Ask HN: How do I estimate app hosting costs?
I am bidding on an application and I don't really know how to estimate the hosting costs assuming the application receives a large number of users. I think a high estimation of users is about 100,000/mo, maybe up to 1,000,000 page views per month. This is an optimistic estimate, but I have to expect the worst/best case, I will not have to chance to ask for more money if the hosting costs are above my estimates. Advertising to supplement income is out of the question.
Does anyone care to share their experience with applications this size?
A little about the app: It is written in php and reads from a mysql server and does basic data formatting. There is no ORM or framework, so db interaction is as fast as php/mysql will allow. I predict that page views will be spread out over a large number of URIs, so lets assume no caching.
One more thing, the app is simple enough to port to app engine or Heroku, would this be a lot cheaper than Joyent (my current provider)?
Thanks for the input!
6 comments
[ 3.7 ms ] story [ 28.0 ms ] threadSo you're saying the structure of the proposal is such that you can't build in a clause that scales the infrastructure costs as site traffic increases? That puts you in a negative place in terms of your costs matching your income. Consider trying to chip away at this limitation in the broader sense; it's not a fair constraint on your side.
Also from the tone of your message I would assume you're fairly new to high traffic sites and growing sites past millions of visits.
These two factors make me think you should shoot high and build in some wiggle room for your 35k page views/day application.
Unfortunately, the amount of work a given PHP app needs to do to serve a page view can vary greatly. If you're just serving images and counting the views, you could easily get away with a cheap Linode box - their Linode 1024 would probably work in this case. However if you're building complicated reports for each user, based on an ever-changing database, you should consider a dedicated server at Softlayer.com or similar in the $200/mo range.
One more note about pricing infrastructure in general: A nice thing to consider which I've learned over the years is that going too big on the infrastructure side is actually in some ways better for the client. The money isn't going directly to you, first of all, so the client won't think you are just lining your own pockets. Plus it shows an actual concern for your ability to serve the customer - you would rather have too much capacity, have the site be too big, rather than even risk it falling down and harming your clients reputation as a result. For this reason, a lot of consultants will encourage unnecessary load balancers and firewalls, just to be "buttoned up" and have an extra level of safety.
Based on your response and talks with some other people I think I am being overly cautious.

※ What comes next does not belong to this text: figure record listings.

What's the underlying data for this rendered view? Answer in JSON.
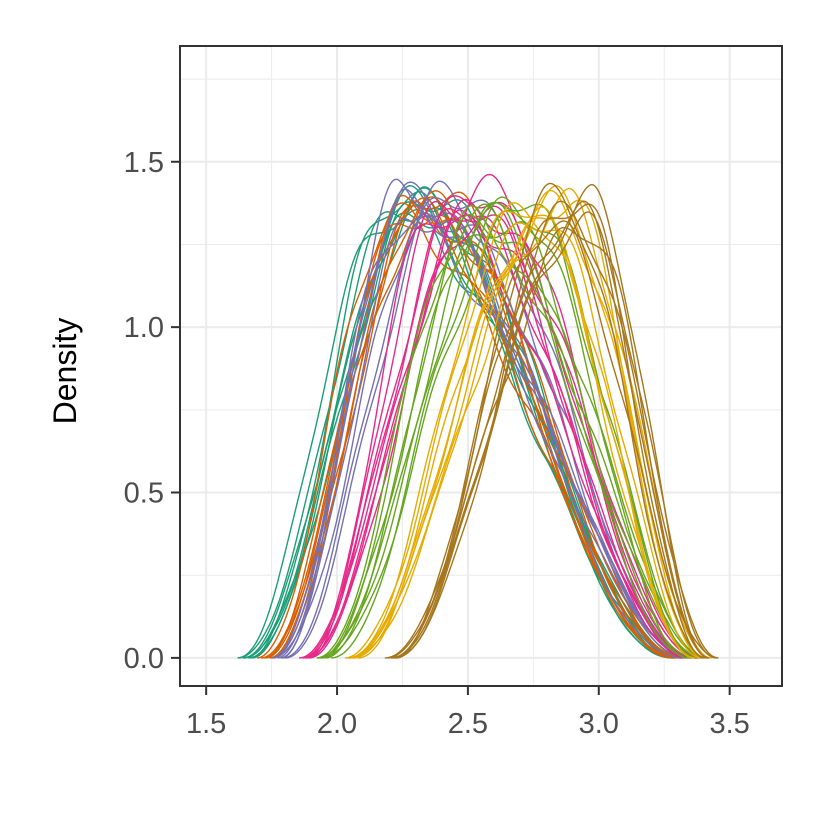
{
  "chart_data": {
    "type": "line",
    "title": "",
    "xlabel": "",
    "ylabel": "Density",
    "xlim": [
      1.4,
      3.7
    ],
    "ylim": [
      -0.085,
      1.85
    ],
    "x_ticks": [
      "1.5",
      "2.0",
      "2.5",
      "3.0",
      "3.5"
    ],
    "y_ticks": [
      "0.0",
      "0.5",
      "1.0",
      "1.5"
    ],
    "grid": true,
    "legend": "none",
    "series": [
      {
        "group": 1,
        "color": "#1b9e77",
        "n_curves": 8,
        "left": 1.65,
        "right": 3.3,
        "peak": 2.25,
        "height": 1.37
      },
      {
        "group": 2,
        "color": "#d95f02",
        "n_curves": 8,
        "left": 1.72,
        "right": 3.32,
        "peak": 2.3,
        "height": 1.37
      },
      {
        "group": 3,
        "color": "#7570b3",
        "n_curves": 8,
        "left": 1.78,
        "right": 3.34,
        "peak": 2.35,
        "height": 1.37
      },
      {
        "group": 4,
        "color": "#e7298a",
        "n_curves": 8,
        "left": 1.87,
        "right": 3.36,
        "peak": 2.45,
        "height": 1.37
      },
      {
        "group": 5,
        "color": "#66a61e",
        "n_curves": 8,
        "left": 1.95,
        "right": 3.38,
        "peak": 2.62,
        "height": 1.36
      },
      {
        "group": 6,
        "color": "#e6ab02",
        "n_curves": 8,
        "left": 2.05,
        "right": 3.4,
        "peak": 2.78,
        "height": 1.34
      },
      {
        "group": 7,
        "color": "#a6761d",
        "n_curves": 8,
        "left": 2.2,
        "right": 3.44,
        "peak": 2.88,
        "height": 1.35
      }
    ]
  }
}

I guess it is better to error on that side though.
1.8GHz Celeron, 512 MB RAM, 1 x 5400rpm IDE disk
For both httpd and mysql.
The server occasionally got a bit loaded during peak times (geographically specific market), I'd say I was operating at roughly 80% of capacity, about the edge of comfort.
This was just a hobby site on the side, you may want to consider the additional costs of redundancy, off site data archiving, perhaps even splitting infrastructure across two datacentres and hosting providers just in case.
Ideally, you'd have access to the application in order to run your own capacity testing, can you arrange that?
To answer your question, yes I can run some capacity testing. Your experience makes me feel comfortable about this; I don't mind upgrading to a more powerful server, or probably running a couple of servers, when/if usage pics up.
I was looking for some numbers to base my estimates on and this is perfect! Thanks.
BTW, my personal opinion is that Joyent is grossly grossly overpriced. And are they still forcing you to run Solaris?